Monday, March 29, 2010

Montherlant, Hugo, Skloot

Since my last post, I've read a really big pile of magazines: 5 issues of Eclectic Reading, two issues of OK Magazine, two issues of The New Scientists, one issue of The Economist, one issue of The New Yorker, one issue of Psychology Today, one issue of the Pulitzer-nominated National Enquirer, and two issues of Hello Canada.

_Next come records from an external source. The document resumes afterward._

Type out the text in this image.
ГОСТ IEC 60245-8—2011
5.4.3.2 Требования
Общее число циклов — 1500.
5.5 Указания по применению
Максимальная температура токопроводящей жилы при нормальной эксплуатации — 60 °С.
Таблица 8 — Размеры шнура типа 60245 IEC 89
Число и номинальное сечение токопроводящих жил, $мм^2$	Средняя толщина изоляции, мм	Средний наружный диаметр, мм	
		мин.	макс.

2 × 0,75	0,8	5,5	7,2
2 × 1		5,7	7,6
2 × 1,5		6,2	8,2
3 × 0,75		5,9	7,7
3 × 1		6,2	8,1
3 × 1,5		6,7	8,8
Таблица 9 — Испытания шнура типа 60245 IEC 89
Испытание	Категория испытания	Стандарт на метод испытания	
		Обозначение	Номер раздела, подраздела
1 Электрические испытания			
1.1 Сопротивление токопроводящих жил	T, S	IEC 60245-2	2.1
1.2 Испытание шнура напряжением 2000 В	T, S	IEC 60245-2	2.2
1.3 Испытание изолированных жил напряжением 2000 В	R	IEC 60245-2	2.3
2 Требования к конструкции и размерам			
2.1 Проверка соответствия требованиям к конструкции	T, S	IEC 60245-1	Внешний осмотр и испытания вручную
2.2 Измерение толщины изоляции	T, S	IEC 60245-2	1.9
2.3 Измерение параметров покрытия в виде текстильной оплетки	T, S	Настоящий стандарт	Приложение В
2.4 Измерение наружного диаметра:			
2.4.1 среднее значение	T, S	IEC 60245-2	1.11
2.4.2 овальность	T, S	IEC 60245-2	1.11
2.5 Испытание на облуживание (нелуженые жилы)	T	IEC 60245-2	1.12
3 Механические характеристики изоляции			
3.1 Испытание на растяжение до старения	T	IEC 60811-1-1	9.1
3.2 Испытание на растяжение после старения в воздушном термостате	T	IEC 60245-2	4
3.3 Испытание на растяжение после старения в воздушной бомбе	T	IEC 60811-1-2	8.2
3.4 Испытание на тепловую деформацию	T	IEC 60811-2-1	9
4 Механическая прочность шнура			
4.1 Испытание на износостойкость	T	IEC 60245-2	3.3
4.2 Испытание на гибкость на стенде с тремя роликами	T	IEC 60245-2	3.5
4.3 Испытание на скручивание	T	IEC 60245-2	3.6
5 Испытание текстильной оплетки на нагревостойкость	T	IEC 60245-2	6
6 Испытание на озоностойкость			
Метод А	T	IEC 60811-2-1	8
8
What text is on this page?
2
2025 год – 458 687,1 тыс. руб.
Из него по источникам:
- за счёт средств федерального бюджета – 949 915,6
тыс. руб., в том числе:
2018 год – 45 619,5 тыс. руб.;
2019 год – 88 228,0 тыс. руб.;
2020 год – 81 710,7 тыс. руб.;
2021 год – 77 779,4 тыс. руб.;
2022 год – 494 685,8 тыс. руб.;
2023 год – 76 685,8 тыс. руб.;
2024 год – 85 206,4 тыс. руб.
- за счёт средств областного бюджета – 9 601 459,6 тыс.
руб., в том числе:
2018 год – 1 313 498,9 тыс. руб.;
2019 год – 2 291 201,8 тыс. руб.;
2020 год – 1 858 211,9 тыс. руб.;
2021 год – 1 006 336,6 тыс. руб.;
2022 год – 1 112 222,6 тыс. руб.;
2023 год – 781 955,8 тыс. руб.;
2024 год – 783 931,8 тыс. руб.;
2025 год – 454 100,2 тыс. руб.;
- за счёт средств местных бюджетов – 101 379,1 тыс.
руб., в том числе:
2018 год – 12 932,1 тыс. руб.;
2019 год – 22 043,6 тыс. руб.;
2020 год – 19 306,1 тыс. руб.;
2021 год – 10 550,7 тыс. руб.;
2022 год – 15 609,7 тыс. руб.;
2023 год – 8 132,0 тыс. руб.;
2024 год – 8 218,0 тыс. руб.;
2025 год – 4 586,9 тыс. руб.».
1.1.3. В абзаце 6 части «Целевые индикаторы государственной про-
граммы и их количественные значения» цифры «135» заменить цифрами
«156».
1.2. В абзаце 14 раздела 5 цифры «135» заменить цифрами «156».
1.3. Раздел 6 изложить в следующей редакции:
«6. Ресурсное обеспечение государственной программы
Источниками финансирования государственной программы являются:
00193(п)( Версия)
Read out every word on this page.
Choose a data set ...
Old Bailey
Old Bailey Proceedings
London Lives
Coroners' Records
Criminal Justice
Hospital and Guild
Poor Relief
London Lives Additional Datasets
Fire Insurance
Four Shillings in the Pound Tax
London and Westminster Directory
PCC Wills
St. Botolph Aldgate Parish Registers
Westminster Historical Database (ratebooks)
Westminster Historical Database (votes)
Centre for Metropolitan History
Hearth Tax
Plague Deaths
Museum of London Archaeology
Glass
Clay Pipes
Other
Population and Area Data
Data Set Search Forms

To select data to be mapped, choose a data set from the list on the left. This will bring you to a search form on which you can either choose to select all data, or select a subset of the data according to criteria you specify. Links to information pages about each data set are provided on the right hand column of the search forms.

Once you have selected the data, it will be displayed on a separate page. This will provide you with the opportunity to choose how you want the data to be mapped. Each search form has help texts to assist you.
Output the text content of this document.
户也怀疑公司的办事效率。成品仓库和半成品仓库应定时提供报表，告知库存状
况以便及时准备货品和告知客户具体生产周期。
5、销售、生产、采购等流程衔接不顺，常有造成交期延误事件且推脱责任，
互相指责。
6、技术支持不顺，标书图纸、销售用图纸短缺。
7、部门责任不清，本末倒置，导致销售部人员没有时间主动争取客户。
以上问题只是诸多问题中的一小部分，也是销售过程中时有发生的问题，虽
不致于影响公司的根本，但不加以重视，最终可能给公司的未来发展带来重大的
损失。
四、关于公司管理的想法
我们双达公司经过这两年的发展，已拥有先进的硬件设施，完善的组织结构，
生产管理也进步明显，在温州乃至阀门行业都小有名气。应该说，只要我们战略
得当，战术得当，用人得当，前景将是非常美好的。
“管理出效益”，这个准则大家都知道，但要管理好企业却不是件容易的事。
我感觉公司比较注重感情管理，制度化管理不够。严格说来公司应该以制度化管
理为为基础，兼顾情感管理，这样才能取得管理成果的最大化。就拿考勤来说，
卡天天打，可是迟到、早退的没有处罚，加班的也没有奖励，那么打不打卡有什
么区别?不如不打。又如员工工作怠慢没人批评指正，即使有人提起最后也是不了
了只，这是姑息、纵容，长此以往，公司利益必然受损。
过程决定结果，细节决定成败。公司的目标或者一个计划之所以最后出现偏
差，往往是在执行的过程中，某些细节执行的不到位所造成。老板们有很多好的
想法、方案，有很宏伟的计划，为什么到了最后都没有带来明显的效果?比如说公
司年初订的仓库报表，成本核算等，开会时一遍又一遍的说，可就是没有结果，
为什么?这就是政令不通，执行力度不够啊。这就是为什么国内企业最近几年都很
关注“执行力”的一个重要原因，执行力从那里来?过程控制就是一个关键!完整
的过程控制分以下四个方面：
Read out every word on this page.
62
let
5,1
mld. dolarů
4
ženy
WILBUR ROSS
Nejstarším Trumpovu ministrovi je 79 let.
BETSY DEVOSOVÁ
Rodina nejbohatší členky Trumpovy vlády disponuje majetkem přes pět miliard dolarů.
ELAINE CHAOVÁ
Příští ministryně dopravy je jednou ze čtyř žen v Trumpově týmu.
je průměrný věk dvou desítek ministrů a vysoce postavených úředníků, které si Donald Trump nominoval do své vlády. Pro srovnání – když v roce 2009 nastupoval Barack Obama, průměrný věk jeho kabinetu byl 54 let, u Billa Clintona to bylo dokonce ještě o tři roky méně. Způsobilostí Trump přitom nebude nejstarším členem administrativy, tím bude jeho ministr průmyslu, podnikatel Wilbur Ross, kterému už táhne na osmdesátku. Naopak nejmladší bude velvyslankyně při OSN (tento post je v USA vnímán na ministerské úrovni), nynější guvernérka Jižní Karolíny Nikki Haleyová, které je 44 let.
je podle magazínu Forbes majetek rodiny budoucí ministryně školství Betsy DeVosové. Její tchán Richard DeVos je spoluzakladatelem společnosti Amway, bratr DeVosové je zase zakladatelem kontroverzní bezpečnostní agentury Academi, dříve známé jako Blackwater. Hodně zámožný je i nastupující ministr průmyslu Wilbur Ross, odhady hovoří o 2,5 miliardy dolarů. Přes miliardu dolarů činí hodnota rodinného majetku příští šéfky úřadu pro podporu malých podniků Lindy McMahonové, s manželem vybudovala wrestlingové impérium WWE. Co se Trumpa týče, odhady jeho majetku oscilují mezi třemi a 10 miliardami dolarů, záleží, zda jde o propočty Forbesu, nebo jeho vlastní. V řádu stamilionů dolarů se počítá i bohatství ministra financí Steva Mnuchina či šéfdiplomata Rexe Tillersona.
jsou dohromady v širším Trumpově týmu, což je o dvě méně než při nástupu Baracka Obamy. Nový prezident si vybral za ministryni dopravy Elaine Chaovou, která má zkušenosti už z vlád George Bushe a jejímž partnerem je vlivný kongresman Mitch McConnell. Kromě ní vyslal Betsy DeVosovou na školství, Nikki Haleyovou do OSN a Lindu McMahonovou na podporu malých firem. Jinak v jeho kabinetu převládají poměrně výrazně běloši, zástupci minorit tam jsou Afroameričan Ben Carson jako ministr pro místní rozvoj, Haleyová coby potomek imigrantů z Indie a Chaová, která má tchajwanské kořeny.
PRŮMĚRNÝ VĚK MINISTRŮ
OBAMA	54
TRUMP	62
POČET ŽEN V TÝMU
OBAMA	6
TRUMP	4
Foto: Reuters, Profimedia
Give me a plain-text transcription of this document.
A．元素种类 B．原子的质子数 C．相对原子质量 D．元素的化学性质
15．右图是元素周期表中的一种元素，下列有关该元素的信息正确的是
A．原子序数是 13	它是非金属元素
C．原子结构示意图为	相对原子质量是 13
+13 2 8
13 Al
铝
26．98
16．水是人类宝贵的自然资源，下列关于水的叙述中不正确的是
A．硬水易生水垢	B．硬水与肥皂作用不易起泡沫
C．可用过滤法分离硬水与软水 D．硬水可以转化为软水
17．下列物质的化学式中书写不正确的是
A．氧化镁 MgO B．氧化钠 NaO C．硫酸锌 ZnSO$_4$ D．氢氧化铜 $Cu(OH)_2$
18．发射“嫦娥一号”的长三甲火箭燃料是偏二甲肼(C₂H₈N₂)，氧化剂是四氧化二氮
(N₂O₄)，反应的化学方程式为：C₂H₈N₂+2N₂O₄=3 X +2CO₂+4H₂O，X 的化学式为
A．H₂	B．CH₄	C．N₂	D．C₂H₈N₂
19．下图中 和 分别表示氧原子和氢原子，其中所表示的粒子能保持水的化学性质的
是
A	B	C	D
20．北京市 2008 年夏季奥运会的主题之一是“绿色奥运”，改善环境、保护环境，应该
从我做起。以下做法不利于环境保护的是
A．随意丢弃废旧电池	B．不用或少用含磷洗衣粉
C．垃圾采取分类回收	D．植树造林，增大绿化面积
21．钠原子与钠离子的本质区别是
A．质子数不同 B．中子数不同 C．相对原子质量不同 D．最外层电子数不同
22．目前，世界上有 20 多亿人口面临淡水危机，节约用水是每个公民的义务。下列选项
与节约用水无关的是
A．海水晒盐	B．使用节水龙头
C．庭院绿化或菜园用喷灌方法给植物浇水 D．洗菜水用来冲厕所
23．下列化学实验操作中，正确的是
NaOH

I've also ploughed through the complete works of Henry de Montherlant. I didn't find his work gripping, and none of his novels I found arresting, although his themes of indigenous people and colonialism were certainly ahead of his time. I have also read the first few volumes, of 16! of the complete works of Victor Hugo. I was not knowledgeable about his tragic life -- repeated exile, and the death of four of his five children -- but he certainly managed to write through it all. I'm on volume 7, the books of history he wrote, although I've already read Choses vues. I also read The Immortal Life of Henrietta Lacks, by Rebeccas Skloot, which I found not outside the process of exploitation and ethical murkiness of the original event, the removing of cells from a woman's body without her knowledge or consent several decades ago. The science reporter managed to insert herself into the story, which I can imagine was thin. I was uncomfortable with the whole thing.